Ya Sosyalizm Ya Kapitalist Barbarlık

Kapitalizm, 20 yüzyılın başlarında emperyalizme evrilmesiyle, yeni bir aşamaya gelmişti. Bu aşamanın adı çürümeydi. Kapitalizmin bundan öte gideceği bir yer yoktu. Bu onun son istasyonuydu. 

21.yüzyılın başlarında ise kapitalizmin çürümesi kronikleşti. Sermayenin (ve zenginliğin) hergeçen gün daha az ellerde toplanması, sömürünün aşırılaşması; burjuvazinin karşıtı olan işçi sınıfı tarafında ise; yoksullaşmanın derinleşmesi, yaygınlaşması ve insanın kendine/üretimine/doğasına yabancılaşmasının hat safaya varmasının gerçekliğinin yaşanıyor olmasıdır. Bu, toplumsal çürümenin en ağırı ve en büyüğüdür.

Kapitalist sistemin buna bir çözümü yoktur. Onun “çözüm” olarak sunduğu; daha fazla kaos, sömürü, daha fazla savaş, toplumun hücrelerine kadar bölünmesi, sınıf savaşlarının önüne geçmek için din maskeli yağma, talan ve yıkım savaşlarını günlük yaşamın içine sokulması,  ve yoksullara ölümlerden ölüm beğendirilmesidir. Ve emperyalist burjuvazi, dünyayı yeniden paylaşma ve daha fazla egemenlik sağlama savaşının adını: “teröre karşı savaş” olarak değiştirmiştir. Onun işçi sınıfı ve ezilen halklara, dünden farklı olarak getirdiği bir yenilik yoktur. İşçi sınıfı ve emekçilere karşı yürüttüğü savaşın adını değiştirmiştir.

Teknolojinin gelişmesi, burjuvazye, iktidarını sürdürebilmesi için biraz daha fazla olanak sunmasına karşın, işçi sınıfının ise bölünmesini ve birlikte hareket etmesinin önüne engel olarak dikilmiştir.

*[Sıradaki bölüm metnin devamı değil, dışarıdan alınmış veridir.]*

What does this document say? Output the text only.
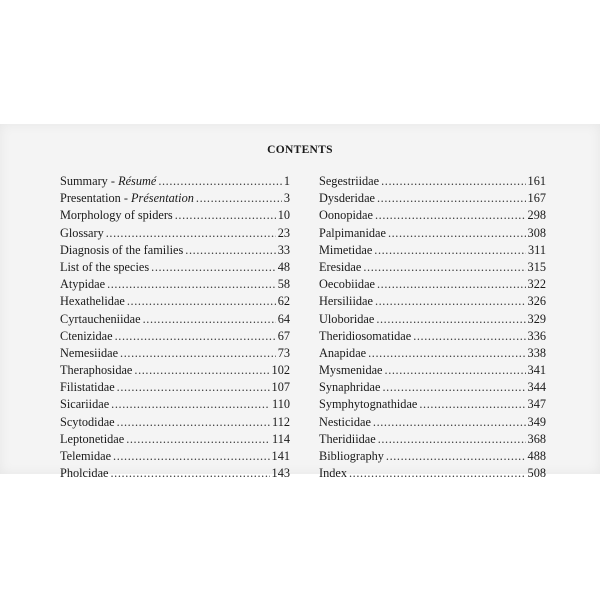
CONTENTS
Summary - Résumé .....	1
Presentation - Présentation .....	3
Morphology of spiders .....	10
Glossary .....	23
Diagnosis of the families .....	33
List of the species .....	48
Atypidae .....	58
Hexathelidae .....	62
Cyrtaucheniidae .....	64
Ctenizidae .....	67
Nemesiidae .....	73
Theraphosidae .....	102
Filistatidae .....	107
Sicariidae .....	110
Scytodidae .....	112
Leptonetidae .....	114
Telemidae .....	141
Pholcidae .....	143
Segestriidae .....	161
Dysderidae .....	167
Oonopidae .....	298
Palpimanidae .....	308
Mimetidae .....	311
Eresidae .....	315
Oecobiidae .....	322
Hersiliidae .....	326
Uloboridae .....	329
Theridiosomatidae .....	336
Anapidae .....	338
Mysmenidae .....	341
Synaphridae .....	344
Symphytognathidae .....	347
Nesticidae .....	349
Theridiidae .....	368
Bibliography .....	488
Index .....	508
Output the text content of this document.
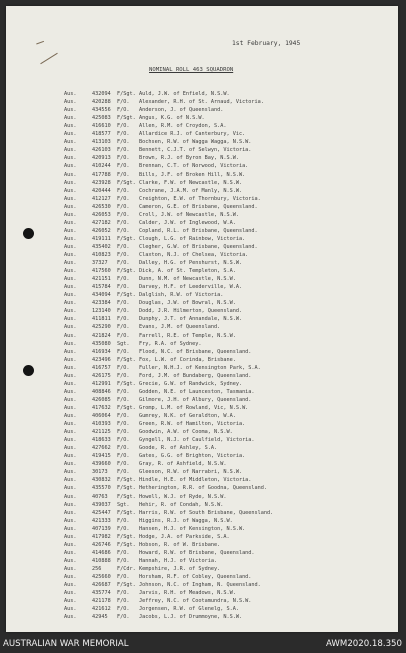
1st February, 1945
NOMINAL ROLL 463 SQUADRON
Aus.	432094 F/Sgt. Auld, J.W. of Enfield, N.S.W.
Aus.	420288 F/O. Alexander, R.H. of St. Arnaud, Victoria.
Aus.	434556 F/O. Anderson, J. of Queensland.
Aus.	425083 F/Sgt. Angus, K.G. of N.S.W.
Aus.	416610 F/O. Allen, R.M. of Croydon, S.A.
Aus.	418577 F/O. Allardice R.J. of Canterbury, Vic.
Aus.	413103 F/O. Bochsen, R.W. of Wagga Wagga, N.S.W.
Aus.	426103 F/O. Bennett, C.J.T. of Selwyn, Victoria.
Aus.	420913 F/O. Brown, R.J. of Byron Bay, N.S.W.
Aus.	410244 F/O. Brennan, C.T. of Norwood, Victoria.
Aus.	417788 F/O. Bills, J.F. of Broken Hill, N.S.W.
Aus.	423928 F/Sgt. Clarke, F.W. of Newcastle, N.S.W.
Aus.	420444 F/O. Cochrane, J.A.M. of Manly, N.S.W.
Aus.	412127 F/O. Creighton, E.W. of Thornbury, Victoria.
Aus.	426530 F/O. Cameron, G.E. of Brisbane, Queensland.
Aus.	426053 F/O. Croll, J.W. of Newcastle, N.S.W.
Aus.	427182 F/O. Calder, J.W. of Inglewood, W.A.
Aus.	426052 F/O. Copland, R.L. of Brisbane, Queensland.
Aus.	419111 F/Sgt. Clough, L.G. of Rainbow, Victoria.
Aus.	435402 F/O. Clegher, G.W. of Brisbane, Queensland.
Aus.	410823 F/O. Claxton, N.J. of Chelsea, Victoria.
Aus.	37327 F/O. Dalley, H.G. of Penshurst, N.S.W.
Aus.	417560 F/Sgt. Dick, A. of St. Templeton, S.A.
Aus.	421151 F/O. Dunn, N.M. of Newcastle, N.S.W.
Aus.	415784 F/O. Darvey, H.F. of Leederville, W.A.
Aus.	434094 F/Sgt. Dalglish, R.W. of Victoria.
Aus.	423384 F/O. Douglas, J.W. of Bowral, N.S.W.
Aus.	123140 F/O. Dodd, J.R. Hilmerton, Queensland.
Aus.	411811 F/O. Dunphy, J.T. of Annandale, N.S.W.
Aus.	425290 F/O. Evans, J.M. of Queensland.
Aus.	421824 F/O. Farrell, R.E. of Temple, N.S.W.
Aus.	435080 Sgt. Fry, R.A. of Sydney.
Aus.	416934 F/O. Flood, N.C. of Brisbane, Queensland.
Aus.	423496 F/Sgt. Fox, L.W. of Corinda, Brisbane.
Aus.	416757 F/O. Fuller, N.H.J. of Kensington Park, S.A.
Aus.	426175 F/O. Ford, J.M. of Bundaberg, Queensland.
Aus.	412991 F/Sgt. Grecie, G.W. of Randwick, Sydney.
Aus.	408846 F/O. Godden, N.E. of Launceston, Tasmania.
Aus.	426085 F/O. Gilmore, J.H. of Albury, Queensland.
Aus.	417632 F/Sgt. Gromp, L.M. of Rowland, Vic, N.S.W.
Aus.	406064 F/O. Gumrey, N.K. of Geraldton, W.A.
Aus.	410393 F/O. Green, R.W. of Hamilton, Victoria.
Aus.	421125 F/O. Goodwin, A.W. of Cooma, N.S.W.
Aus.	418633 F/O. Gyngell, N.J. of Caulfield, Victoria.
Aus.	427662 F/O. Goode, R. of Ashley, S.A.
Aus.	419415 F/O. Gates, G.G. of Brighton, Victoria.
Aus.	439660 F/O. Gray, R. of Ashfield, N.S.W.
Aus.	30173 F/O. Gleeson, R.W. of Narrabri, N.S.W.
Aus.	430832 F/Sgt. Hindle, H.E. of Middleton, Victoria.
Aus.	435570 F/Sgt. Hetherington, R.R. of Goodna, Queensland.
Aus.	40763 F/Sgt. Howell, W.J. of Ryde, N.S.W.
Aus.	439037 Sgt. Hehir, R. of Condah, N.S.W.
Aus.	425447 F/Sgt. Harris, R.W. of South Brisbane, Queensland.
Aus.	421333 F/O. Higgins, R.J. of Wagga, N.S.W.
Aus.	407139 F/O. Hansen, H.J. of Kensington, N.S.W.
Aus.	417982 F/Sgt. Hodge, J.A. of Parkside, S.A.
Aus.	426746 F/Sgt. Hobson, R. of W. Brisbane.
Aus.	414686 F/O. Howard, R.W. of Brisbane, Queensland.
Aus.	410888 F/O. Hannah, H.J. of Victoria.
Aus.	256	F/Cdr. Kempshire, J.R. of Sydney.
Aus.	425660 F/O. Horsham, R.F. of Cobley, Queensland.
Aus.	426687 F/Sgt. Johnson, N.C. of Ingham, N. Queensland.
Aus.	435774 F/O. Jarvis, R.H. of Meadows, N.S.W.
Aus.	421178 F/O. Jeffrey, N.C. of Cootamundra, N.S.W.
Aus.	421612 F/O. Jorgensen, R.W. of Glenelg, S.A.
Aus.	42945 F/O. Jacobs, L.J. of Drummoyne, N.S.W.
AUSTRALIAN WAR MEMORIAL	AWM2020.18.350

Bu, teknolojinin gelişmesinden öte, burjuvazinin teknolojiyi işçi sınıfına karşı bir silah olarak kullanmasından ileri gelmektedir. Teknolojinin, bilimin gelişmesi, insanlığın zararına değil, yararınadır. Ancak, bu gelişme “yarar” kavramı içine sığdırılamaz. Teknolojinin yönetiminin hangi sınıfın elinde olduğuyla ilgili bir sorundur. Bujuvazi teknolojiyi işçi sınıfını daha fazla sömürmek ve ezmek için kullnıyor. İşçi sınıfı  iktidarı sosyalizmde ise teknoloji, bütün insanlığın refahı ve mutluluğu için kullanılır.

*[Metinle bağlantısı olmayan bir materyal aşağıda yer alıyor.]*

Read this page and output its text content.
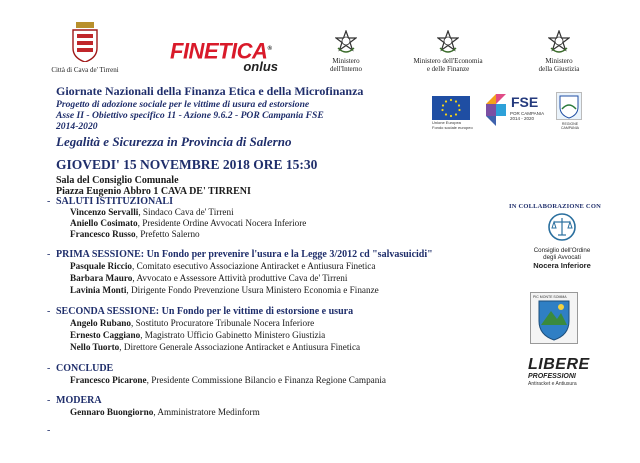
Città di Cava de' Tirreni
FINETICA®
onlus	Ministero
dell'Interno
Ministero dell'Economia
e delle Finanze
Ministero
della Giustizia
Unione Europea
Fondo sociale europeo
FSE
POR CAMPANIA
2014 - 2020
REGIONE CAMPANIA
Giornate Nazionali della Finanza Etica e della Microfinanza
Progetto di adozione sociale per le vittime di usura ed estorsione
Asse II - Obiettivo specifico 11 - Azione 9.6.2 - POR Campania FSE
2014-2020
Legalità e Sicurezza in Provincia di Salerno
GIOVEDI' 15 NOVEMBRE 2018 ORE 15:30
Sala del Consiglio Comunale
Piazza Eugenio Abbro 1 CAVA DE' TIRRENI
- SALUTI ISTITUZIONALI
Vincenzo Servalli, Sindaco Cava de' Tirreni
Aniello Cosimato, Presidente Ordine Avvocati Nocera Inferiore
Francesco Russo, Prefetto Salerno
- PRIMA SESSIONE: Un Fondo per prevenire l'usura e la Legge 3/2012 cd "salvasuicidi"
Pasquale Riccio, Comitato esecutivo Associazione Antiracket e Antiusura Finetica
Barbara Mauro, Avvocato e Assessore Attività produttive Cava de' Tirreni
Lavinia Monti, Dirigente Fondo Prevenzione Usura Ministero Economia e Finanze
- SECONDA SESSIONE: Un Fondo per le vittime di estorsione e usura
Angelo Rubano, Sostituto Procuratore Tribunale Nocera Inferiore
Ernesto Caggiano, Magistrato Ufficio Gabinetto Ministero Giustizia
Nello Tuorto, Direttore Generale Associazione Antiracket e Antiusura Finetica
- CONCLUDE
Francesco Picarone, Presidente Commissione Bilancio e Finanza Regione Campania
- MODERA
Gennaro Buongiorno, Amministratore Medinform
-
IN COLLABORAZIONE CON
Consiglio dell'Ordine
degli Avvocati
Nocera Inferiore
PIC MONTE SOMMA
LIBERE
PROFESSIONI
Antiracket e Antiusura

Ne var ki, burjuvazi, üretim araçlarının hızını ışık hızına ulaştırsa da, bu kitlelerin yararına değil, bujuvazinin kendi iktidarını korumaya yönelik olacaktır. Çünkü sorun, üretici güçlerin niteliği ile üretim ilişkileri arasındaki çelişkinin çözümünde düğümlenmektedir. Bu da, kendiliğinden değil, üretici güçlerden işçi sınıfının, üretim ilişkilerinin niteliğini, devrimci eylemle, yani üretim ilşkilerinin özel mülkiyetçi karakterine son vererek devrimci bir tarzda çözümlenebilecektir. 

İçinde yaşadığımız kaos ve adeta otamatiğe bağlanmış bir savaş ortamını yaratan tek bir neden; kapitalist sistemin tarihsel olarak miadını doldurmasıdır. Anacak, bu kokuşma, kapitalist sistemin ayakta kalma direncinin işçi sınıfı tarafından kırılamamasının getirdiği yozlaşmanın sonucudur.

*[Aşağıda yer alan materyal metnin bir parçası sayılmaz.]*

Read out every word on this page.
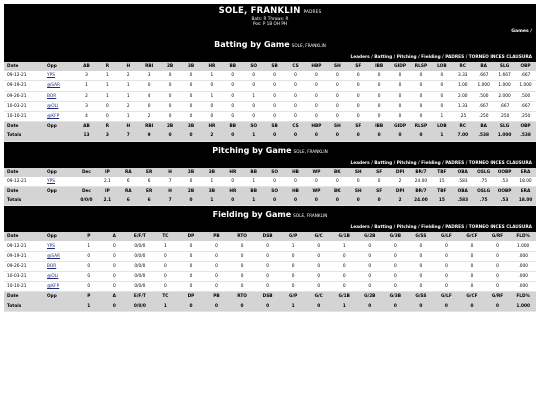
SOLE, FRANKLIN PADRES
Bats: R Throws: R
Pos: P 1B OH PH
Games /
Batting by Game SOLE, FRANKLIN
Leaders / Batting / Pitching / Fielding / PADRES / TORNEO INCES CLAUSURA
Date	Opp	AB	R	H	RBI	2B	3B	HR	BB	SO	SB	CS	HBP	SH	SF	IBB	GIDP	RLSP	LOB	RC	BA	SLG	OBP
09-12-21	YPS	3	1	2	3	0	0	1	0	0	0	0	0	0	0	0	0	0	0	3.33	.667	1.667	.667
09-19-21	@SAR	1	1	1	0	0	0	0	0	0	0	0	0	0	0	0	0	0	0	1.00	1.000	1.000	1.000
09-26-21	BOR	2	1	1	4	0	0	1	0	1	0	0	0	0	0	0	0	0	0	2.00	.500	2.000	.500
10-03-21	@OLI	3	0	2	0	0	0	0	0	0	0	0	0	0	0	0	0	0	0	1.33	.667	.667	.667
10-10-21	@KFP	4	0	1	2	0	0	0	0	0	0	0	0	0	0	0	0	0	1	.25	.250	.250	.250
Date	Opp	AB	R	H	RBI	2B	3B	HR	BB	SO	SB	CS	HBP	SH	SF	IBB	GIDP	RLSP	LOB	RC	BA	SLG	OBP
Totals		13	3	7	9	0	0	2	0	1	0	0	0	0	0	0	0	0	1	7.00	.538	1.000	.538
Pitching by Game SOLE, FRANKLIN
Leaders / Batting / Pitching / Fielding / PADRES / TORNEO INCES CLAUSURA
Date	Opp	Dec	IP	RA	ER	H	2B	3B	HR	BB	SO	HB	WP	BK	SH	SF	DPI	BR/7	TBF	OBA	OSLG	OOBP	ERA
09-12-21	YPS		2.1	6	6	7	0	1	0	1	0	0	0	0	0	0	2	24.00	15	.583	.75	.53	18.00
Date	Opp	Dec	IP	RA	ER	H	2B	3B	HR	BB	SO	HB	WP	BK	SH	SF	DPI	BR/7	TBF	OBA	OSLG	OOBP	ERA
Totals		0/0/0	2.1	6	6	7	0	1	0	1	0	0	0	0	0	0	2	24.00	15	.583	.75	.53	18.00
Fielding by Game SOLE, FRANKLIN
Leaders / Batting / Pitching / Fielding / PADRES / TORNEO INCES CLAUSURA
Date	Opp	P	A	E/F/T	TC	DP	PB	RTO	DSB	G/P	G/C	G/1B	G/2B	G/3B	G/SS	G/LF	G/CF	G/RF	FLD%
09-12-21	YPS	1	0	0/0/0	1	0	0	0	0	1	0	1	0	0	0	0	0	0	1.000
09-19-21	@SAR	0	0	0/0/0	0	0	0	0	0	0	0	0	0	0	0	0	0	0	.000
09-26-21	BOR	0	0	0/0/0	0	0	0	0	0	0	0	0	0	0	0	0	0	0	.000
10-03-21	@OLI	0	0	0/0/0	0	0	0	0	0	0	0	0	0	0	0	0	0	0	.000
10-10-21	@KFP	0	0	0/0/0	0	0	0	0	0	0	0	0	0	0	0	0	0	0	.000
Date	Opp	P	A	E/F/T	TC	DP	PB	RTO	DSB	G/P	G/C	G/1B	G/2B	G/3B	G/SS	G/LF	G/CF	G/RF	FLD%
Totals		1	0	0/0/0	1	0	0	0	0	1	0	1	0	0	0	0	0	0	1.000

Hiç bir toplumsal sistem kendiliğinden yıkılmamıştır. Topluma egemen olan ile ezilen sınıf arasındaki çatışma ve ezilen sınıfların egemen sınıfları yıkmasıyla eski tolumsal sistem yıkılıp yenisi getirilmiştir.

Burjuva diktatörlüğü kendiliğinden yıkılmayacaktır. Ezilen ve sömürülen sınıf olarak işçi sınıfı, kapitalist sistemi yıkıp, sosyalist iktidarını kurarak, insanlığın sömürüsüz, sınıfsız, sınırsız olarak daha güzel yaşayacağı bir toplumsal sistemi kurmasının devrimci yolunu açmış olacaktır.

Toplumlar tarihinin diyalektiği ortaya koymuştur ki; hiç bir toplumsal sistem kendi tarihsel döngüsünü içinde tamamlamadıkça  ve bütün iç çelişmeleri olgunlaşmadıkça yerini bir sonraki topluma bırakmamıştır. Bu bağlamda, kapitalist sistem kendi iç dinamiksel gelişimini bütünüyle tamamlamış ve iç çelişmeleri olgunlaşmış ve ölüm çanları bütün hışmıyla onun için çalmaktadır. Eksik olan, onu yıkacak  sınıfın örgütlü devrimci eylemini en üst noktaya çıkaramamış olmasıdır.

Burjuvazi, feodal sistemi yıkıp kapitalist sistemi kurduğu tarihten bu yana işçi sınıfına ve emekiçilere karşı savaşla ayakta durmuştur. Onun, işçi sınıfına karşı savaşmadığı bir gün ve tarih yoktur. Burjuvazinin tarihi kanlı bir tarihtir. 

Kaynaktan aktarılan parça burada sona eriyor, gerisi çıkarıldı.